Comptroller’s reports — packed with distribution deciles and graphs tracking revenue flow, the possibility of additional revenue at appropriations time, and a double-entry accounting trick that allows a committee to spend money it does not have in hand — usually command a lot of attention at the Finance Committee. But the Chairman was impatient. “I want to take a vote so we can get this to the floor,” Ratliff said.
He prevailed, with nine members of the eleven-member committee voting “yes.” Well owners Mike Moncrief and Steve Ogden voted “present.” Six days later, the bill passed by a 26–1 margin. Only Eliot Shapleigh voted against it, and four senators abstained.
Don’t expect too much legislative largesse when it comes time to select programs on which to spend the $2-billion surplus. The Governor has plans for it; he intends to return it to “the hands that earned it” — in other words, the taxpayers of Texas. If the Governor has his way, the surplus will be returned through a reduction of the ad valorem tax. (The C.P.P.P. describes the ad valorem as one of the fairer taxes in the state; it is based on accumulated wealth in real estate, so those who have more pay more. Bush’s proposed tax cut will require greater dependence on the sales tax, one of the most regressive taxes.)

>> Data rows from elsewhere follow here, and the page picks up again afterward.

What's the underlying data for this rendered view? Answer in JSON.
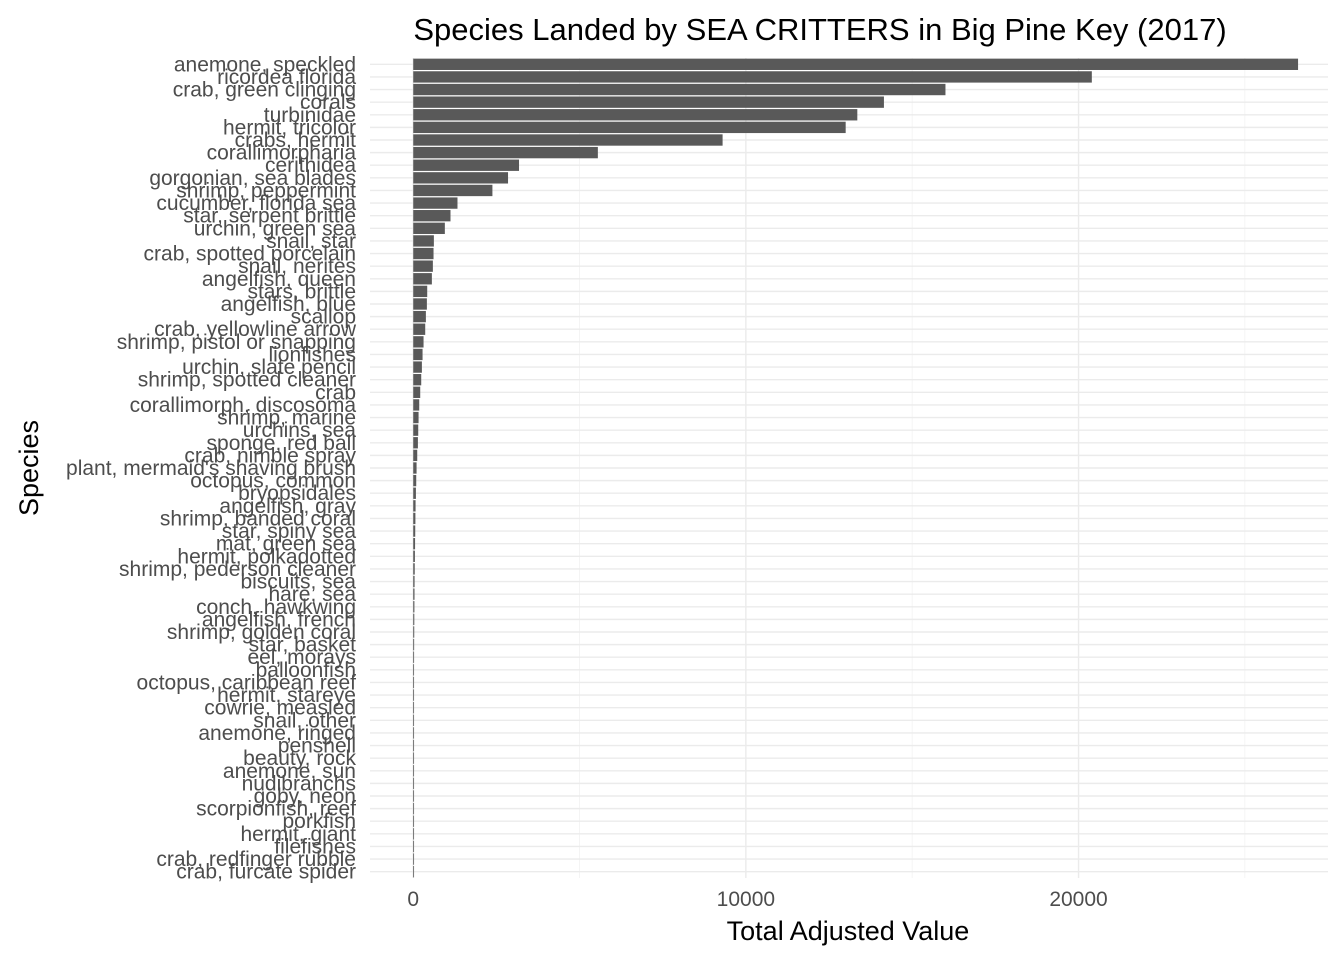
{
  "chart_data": {
    "type": "bar",
    "orientation": "horizontal",
    "title": "Species Landed by SEA CRITTERS in Big Pine Key (2017)",
    "xlabel": "Total Adjusted Value",
    "ylabel": "Species",
    "xlim": [
      -1300,
      27500
    ],
    "x_ticks": [
      0,
      10000,
      20000
    ],
    "x_tick_labels": [
      "0",
      "10000",
      "20000"
    ],
    "grid": true,
    "legend": "none",
    "bar_color": "#595959",
    "categories": [
      "anemone, speckled",
      "ricordea florida",
      "crab, green clinging",
      "corals",
      "turbinidae",
      "hermit, tricolor",
      "crabs, hermit",
      "corallimorpharia",
      "cerithidea",
      "gorgonian, sea blades",
      "shrimp, peppermint",
      "cucumber, florida sea",
      "star, serpent brittle",
      "urchin, green sea",
      "snail, star",
      "crab, spotted porcelain",
      "snail, nerites",
      "angelfish, queen",
      "stars, brittle",
      "angelfish, blue",
      "scallop",
      "crab, yellowline arrow",
      "shrimp, pistol or snapping",
      "lionfishes",
      "urchin, slate pencil",
      "shrimp, spotted cleaner",
      "crab",
      "corallimorph, discosoma",
      "shrimp, marine",
      "urchins, sea",
      "sponge, red ball",
      "crab, nimble spray",
      "plant, mermaid's shaving brush",
      "octopus, common",
      "bryopsidales",
      "angelfish, gray",
      "shrimp, banded coral",
      "star, spiny sea",
      "mat, green sea",
      "hermit, polkadotted",
      "shrimp, pederson cleaner",
      "biscuits, sea",
      "hare, sea",
      "conch, hawkwing",
      "angelfish, french",
      "shrimp, golden coral",
      "star, basket",
      "eel, morays",
      "balloonfish",
      "octopus, caribbean reef",
      "hermit, stareye",
      "cowrie, measled",
      "snail, other",
      "anemone, ringed",
      "penshell",
      "beauty, rock",
      "anemone, sun",
      "nudibranchs",
      "goby, neon",
      "scorpionfish, reef",
      "porkfish",
      "hermit, giant",
      "filefishes",
      "crab, redfinger rubble",
      "crab, furcate spider"
    ],
    "values": [
      26600,
      20400,
      16000,
      14150,
      13350,
      13000,
      9300,
      5550,
      3180,
      2850,
      2380,
      1330,
      1120,
      950,
      620,
      610,
      590,
      560,
      420,
      410,
      380,
      360,
      310,
      280,
      260,
      240,
      210,
      180,
      160,
      150,
      140,
      120,
      100,
      90,
      80,
      70,
      65,
      60,
      55,
      50,
      45,
      40,
      38,
      35,
      32,
      30,
      27,
      25,
      22,
      20,
      18,
      15,
      12,
      10,
      9,
      8,
      7,
      6,
      5,
      4,
      3,
      3,
      2,
      2,
      1
    ]
  }
}
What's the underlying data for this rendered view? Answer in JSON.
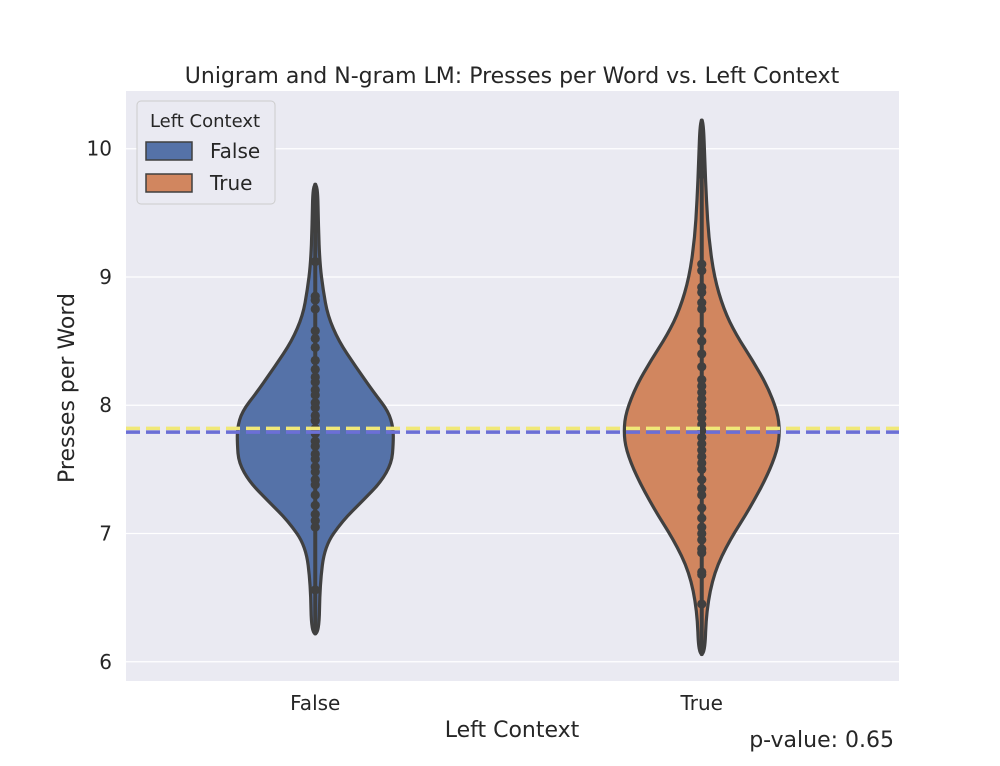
{
  "chart_data": {
    "type": "violin",
    "title": "Unigram and N-gram LM: Presses per Word vs. Left Context",
    "xlabel": "Left Context",
    "ylabel": "Presses per Word",
    "categories": [
      "False",
      "True"
    ],
    "ylim": [
      5.85,
      10.45
    ],
    "yticks": [
      6,
      7,
      8,
      9,
      10
    ],
    "grid": true,
    "legend": {
      "title": "Left Context",
      "placement": "top-left",
      "entries": [
        {
          "label": "False",
          "color": "#5572a8"
        },
        {
          "label": "True",
          "color": "#d1865f"
        }
      ]
    },
    "series": [
      {
        "name": "False",
        "color": "#5572a8",
        "range": [
          6.22,
          9.72
        ],
        "density": [
          [
            6.22,
            0.05
          ],
          [
            6.6,
            0.06
          ],
          [
            6.9,
            0.12
          ],
          [
            7.1,
            0.35
          ],
          [
            7.25,
            0.6
          ],
          [
            7.4,
            0.84
          ],
          [
            7.55,
            0.98
          ],
          [
            7.7,
            1.0
          ],
          [
            7.82,
            1.0
          ],
          [
            7.95,
            0.94
          ],
          [
            8.1,
            0.75
          ],
          [
            8.3,
            0.52
          ],
          [
            8.5,
            0.3
          ],
          [
            8.7,
            0.16
          ],
          [
            8.9,
            0.1
          ],
          [
            9.1,
            0.06
          ],
          [
            9.4,
            0.04
          ],
          [
            9.72,
            0.03
          ]
        ],
        "points": [
          6.56,
          7.05,
          7.1,
          7.15,
          7.22,
          7.3,
          7.38,
          7.42,
          7.48,
          7.52,
          7.58,
          7.62,
          7.68,
          7.72,
          7.78,
          7.82,
          7.88,
          7.92,
          7.98,
          8.02,
          8.08,
          8.12,
          8.18,
          8.22,
          8.28,
          8.35,
          8.45,
          8.52,
          8.58,
          8.75,
          8.82,
          8.85,
          9.12,
          9.38
        ]
      },
      {
        "name": "True",
        "color": "#d1865f",
        "range": [
          6.06,
          10.22
        ],
        "density": [
          [
            6.06,
            0.04
          ],
          [
            6.4,
            0.06
          ],
          [
            6.7,
            0.16
          ],
          [
            6.95,
            0.36
          ],
          [
            7.2,
            0.62
          ],
          [
            7.45,
            0.84
          ],
          [
            7.65,
            0.97
          ],
          [
            7.8,
            1.0
          ],
          [
            7.95,
            0.97
          ],
          [
            8.15,
            0.84
          ],
          [
            8.35,
            0.65
          ],
          [
            8.55,
            0.44
          ],
          [
            8.75,
            0.28
          ],
          [
            9.0,
            0.16
          ],
          [
            9.3,
            0.09
          ],
          [
            9.6,
            0.06
          ],
          [
            9.9,
            0.04
          ],
          [
            10.22,
            0.02
          ]
        ],
        "points": [
          6.45,
          6.68,
          6.7,
          6.85,
          6.88,
          6.95,
          7.0,
          7.05,
          7.12,
          7.2,
          7.3,
          7.35,
          7.42,
          7.5,
          7.55,
          7.6,
          7.65,
          7.7,
          7.75,
          7.8,
          7.85,
          7.9,
          7.95,
          8.0,
          8.05,
          8.1,
          8.15,
          8.2,
          8.3,
          8.4,
          8.5,
          8.58,
          8.75,
          8.8,
          8.88,
          8.92,
          9.05,
          9.1,
          9.8
        ]
      }
    ],
    "reference_lines": [
      {
        "y": 7.82,
        "color": "#f0e878",
        "style": "dashed"
      },
      {
        "y": 7.79,
        "color": "#6b6fd6",
        "style": "dashed"
      }
    ],
    "annotation": "p-value: 0.65"
  }
}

Doing some of the pre-legislative groundwork for the Governor’s plan was Grover Norquist, the national anti-tax guru, who was brought in by the Texas Public Policy Foundation, Dr. James Leininger’s right wing-think tank and pressure group.
Meeting at the Four Seasons Hotel in Austin, Norquist was joined by the Governor’s Budget Director Al Hawkins, Deputy Comptroller Billy Hamilton, and Republican Representatives Tom Craddick and Carl Isett, on a panel that made the case for returning the surplus to taxpayers.
The sales tax is not always regressive, said Norquist. Consider two families, each earning $50,000 per year. “Through prudent, virtuous saving,” Norquist said, “one family sets aside $10,000. That’s money that family doesn’t pay taxes on.”
Norquist and other panel members also pitched “dynamic analysis” of taxation — as compared to the commonly used “static analysis.” In theory, dynamic analysis considers the consequences of not enacting a new tax or increasing taxes, thus calculating all potential of increased business activity that will occur without the burden of taxation. If it sounds like a rationalization for returning the surplus through a tax cut, rather than using it on underfunded programs, it probably is.
“I’ll say about tax cuts what Mae West said about sex,” Norquist told the panel. “There’s no such thing as a bad tax cut.”
“The surplus is going to be at the center of legislative debate this session,” Hawkins said.